The IG pointed out that the Defense Department’s doctrine on intelligence interrogation “expressly prohibits inhumane treatment and warns that the use of torture by U.S. personnel will bring discredit upon the United States and its armed forces, while undermining domestic and international support for the war effort.”

It had an equally strong message about employing coercive techniques on an interrogation subject.

“Physical or mental torture and coercion revolves around eliminating the source’s free will and are expressly prohibited by GWS [Geneva Convention for the Amelioration of the Wounded and Sick in Armed Forces in the Field], Article 13, GPW [Geneva Convention Relative to the Treatment of Prisoners of War], Articles 13 and 17, and GC [Geneva Convention Relative to the Protection of Civilian Persons in Time of War], Articles 31 and 32.

Torture is defined as the infliction of intense pain to body or mind to extract a confession or information, or for sadistic pleasure,” stated the Pentagon’s IG.

Coercion is defined as actions designed to unlawfully induce another to compel an act against one’s will. Examples of coercion include—threatening or implying physical or mental torture to the subject, his family or others to whom he owes loyalty,” added the study.

Lastly, the Defense Department’s IG went out of its way to add that “prohibited techniques are not needed to gain the cooperation of detainees – [in fact] their use leads to unreliable information that may damage subsequent collection efforts.

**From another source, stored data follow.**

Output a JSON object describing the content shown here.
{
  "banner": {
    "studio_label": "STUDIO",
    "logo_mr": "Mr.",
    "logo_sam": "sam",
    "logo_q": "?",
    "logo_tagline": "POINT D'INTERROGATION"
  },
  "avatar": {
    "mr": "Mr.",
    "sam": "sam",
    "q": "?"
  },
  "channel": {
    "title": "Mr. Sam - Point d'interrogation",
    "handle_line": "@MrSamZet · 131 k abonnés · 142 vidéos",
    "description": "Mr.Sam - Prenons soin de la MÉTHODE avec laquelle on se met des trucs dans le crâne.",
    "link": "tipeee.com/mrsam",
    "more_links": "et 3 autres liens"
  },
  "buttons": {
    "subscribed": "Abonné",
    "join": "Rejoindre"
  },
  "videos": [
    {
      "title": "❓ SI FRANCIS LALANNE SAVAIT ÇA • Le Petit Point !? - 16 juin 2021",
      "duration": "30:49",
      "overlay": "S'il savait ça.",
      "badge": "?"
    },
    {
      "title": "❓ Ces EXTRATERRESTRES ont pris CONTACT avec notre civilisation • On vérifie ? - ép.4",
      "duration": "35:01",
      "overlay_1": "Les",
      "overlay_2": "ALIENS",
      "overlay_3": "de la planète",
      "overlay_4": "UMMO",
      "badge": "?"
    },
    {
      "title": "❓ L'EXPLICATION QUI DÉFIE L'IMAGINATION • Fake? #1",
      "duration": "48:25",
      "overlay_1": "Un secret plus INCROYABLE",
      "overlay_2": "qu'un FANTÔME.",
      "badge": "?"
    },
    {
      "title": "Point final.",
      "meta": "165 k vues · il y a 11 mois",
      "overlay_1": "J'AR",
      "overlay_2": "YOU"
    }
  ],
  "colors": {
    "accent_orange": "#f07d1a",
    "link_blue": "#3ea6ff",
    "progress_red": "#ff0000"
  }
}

Not only does a detainee under duress provide information simply to stop the pain, but future interrogations will require more coercive, perhaps more dangerous, techniques.”

The message of the Pentagon’s Inspector General seems clear: Those who would deny a person under interrogation his natural and constitutional rights are not eliminating terrorism, but instead are driving others to radical terrorist philosophies and counter-attacks in the hope of providing a retaliation.

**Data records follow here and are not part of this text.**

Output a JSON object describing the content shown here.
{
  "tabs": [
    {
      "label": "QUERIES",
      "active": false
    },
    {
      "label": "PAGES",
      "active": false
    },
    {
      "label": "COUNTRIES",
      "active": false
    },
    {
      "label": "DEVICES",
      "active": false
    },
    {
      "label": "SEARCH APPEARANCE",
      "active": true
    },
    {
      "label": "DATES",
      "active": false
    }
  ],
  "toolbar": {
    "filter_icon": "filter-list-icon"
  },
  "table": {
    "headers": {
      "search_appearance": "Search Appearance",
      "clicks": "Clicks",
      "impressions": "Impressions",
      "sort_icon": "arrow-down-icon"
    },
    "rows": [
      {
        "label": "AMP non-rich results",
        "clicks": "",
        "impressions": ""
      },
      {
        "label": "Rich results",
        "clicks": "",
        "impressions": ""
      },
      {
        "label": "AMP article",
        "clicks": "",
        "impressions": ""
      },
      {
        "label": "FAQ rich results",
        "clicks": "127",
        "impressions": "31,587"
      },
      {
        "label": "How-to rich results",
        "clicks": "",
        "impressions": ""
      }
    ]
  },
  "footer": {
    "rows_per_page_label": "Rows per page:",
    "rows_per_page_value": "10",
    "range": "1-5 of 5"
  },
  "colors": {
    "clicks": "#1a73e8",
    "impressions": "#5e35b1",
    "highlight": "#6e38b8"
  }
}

American lawmakers have had their “War on Terrorism” for well over a decade. It’s clear terrorism has not been stopped. If anything, such actions as the false war in Iraq – based on ‘evidence’ so shoddy and flimsy that no logical person could take it seriously – the acts of torture on Iraqi detainees and the drone bombings throughout the Arab world have driven more people to violent radicalism than any number of YouTube videos.

If one still doubts this truth, consider the constant battle between the Israelis and the Palestinians. They’ve been attacking and countering one another for about 100 years now – 96 years, to be precise. Every week one hears that Israeli forces have moved into some Palestinian territory and bulldozed a number of homes, or that some Palestinian terrorist bomber has killed an Israeli child.

But in all that time, has a single one of these actions finally stopped hostilities? Or have they instead just fueled new wars?

We’re afraid our lawmakers will have to admit that, for once, violence is not the solution to all social ills. It is in fact the problem.

They’re going to have admit that not every problem can be jailed, humiliated, tortured, shot, raped and destroyed into silent submission. For once, they’re going to have to actually think their way out of a real mess.

And if they can’t do it, we citizens around the world – American, Asian, Israeli, Arab – will have to replace them and start doing the thinking for ourselves. God knows we can’t do much worse.